Director: Jean Negulesco
Starring: Hope Lange, Stephen Boyd, Suzy Parker, Martha Hyer, Diane Baker, Brian Aherne, Robert Evans, Louis Jourdan, Joan Crawford
Studio: 20th Century Fox

Genre(s): Drama
Rated: Not Rated

Though some older films can rightly claim to be ahead of their time, “The Best of Everything” is somehow ahead of its time while being archaic in its execution. It is a difficult watch in this day and age, as it feels like a teenager coming to grips with the reality of life; it ALMOST understands the complexities of the world, yet it is too immature to fully articulate the consequences of its actions. Maybe this was a situation where the filmmakers could only go so far in how they wanted to tell their story, but the end results are no less disappointing or uninteresting.

The story follows three women who end up working in a publishing house. As with most people, they all have dreams and desires, but they will have to put the work in if they want to go anywhere in life.
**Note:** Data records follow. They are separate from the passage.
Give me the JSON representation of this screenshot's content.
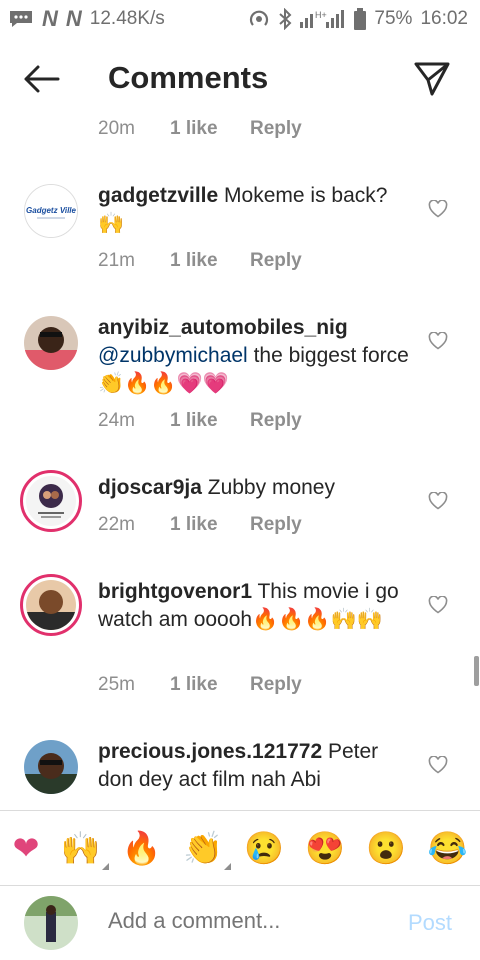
{
  "status_bar": {
    "speed": "12.48K/s",
    "network_label": "H+",
    "battery": "75%",
    "time": "16:02"
  },
  "header": {
    "title": "Comments",
    "back_icon": "arrow-left-icon",
    "send_icon": "paper-plane-icon"
  },
  "top_meta": {
    "time": "20m",
    "likes": "1 like",
    "reply": "Reply"
  },
  "comments": [
    {
      "username": "gadgetzville",
      "text": "Mokeme is back? 🙌",
      "time": "21m",
      "likes": "1 like",
      "reply": "Reply",
      "avatar_text": "Gadgetz Ville"
    },
    {
      "username": "anyibiz_automobiles_nig",
      "mention": "@zubbymichael",
      "text": "the biggest force👏🔥🔥💗💗",
      "time": "24m",
      "likes": "1 like",
      "reply": "Reply"
    },
    {
      "username": "djoscar9ja",
      "text": "Zubby money",
      "time": "22m",
      "likes": "1 like",
      "reply": "Reply"
    },
    {
      "username": "brightgovenor1",
      "text": "This movie i go watch am ooooh🔥🔥🔥🙌🙌",
      "time": "25m",
      "likes": "1 like",
      "reply": "Reply"
    },
    {
      "username": "precious.jones.121772",
      "text": "Peter don dey act film nah Abi"
    }
  ],
  "emoji_bar": [
    "❤",
    "🙌",
    "🔥",
    "👏",
    "😢",
    "😍",
    "😮",
    "😂"
  ],
  "composer": {
    "placeholder": "Add a comment...",
    "post_label": "Post"
  },
  "colors": {
    "mention": "#003569",
    "story_ring": "#e1306c",
    "post_disabled": "#b3dbff"
  }
}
One of the women wants to be an actress. Another wants to climb the ladder at the publishing house. Yet another simply wants to get married and live a comfortable life (all while chasing the wrong man). Who the women are is not as relevant as you would hope, which is one of the problems. Whether the movie wants to be cutting edge on the social commentary or not is one thing, but it fails at the most important aspect, and that is making the women likable and believable.

It wouldn’t matter so much that “The Best of Everything” doesn’t get everything right if we cared for the women and their plight, but the fact that we don’t makes the whole experience a series of events that fail to make us care. This despite the fact that the film (correctly) pointed out rampant sexism in the workforce, how men tended to be more controlling in the marriage than they should have been at the time, and how it was fellow females who would be the first to backstab you if they perceived you as a threat to their own career.

All these things were true then (and some of them are still true now). Yet “The Best of Everything” never feels organic even in that 50s style of filmmaking way. The ending, in particular, comes so out of left field and is played so campy that you might have thought that the whole thing was supposed to be a satire. Sadly, it feels like everything was meant to be taken very seriously, and I just didn’t feel like I could take it so. Movies about the female experience have gotten better since the release of “The Best of Everything.” Though, to be fair, they were probably also better before the release as well.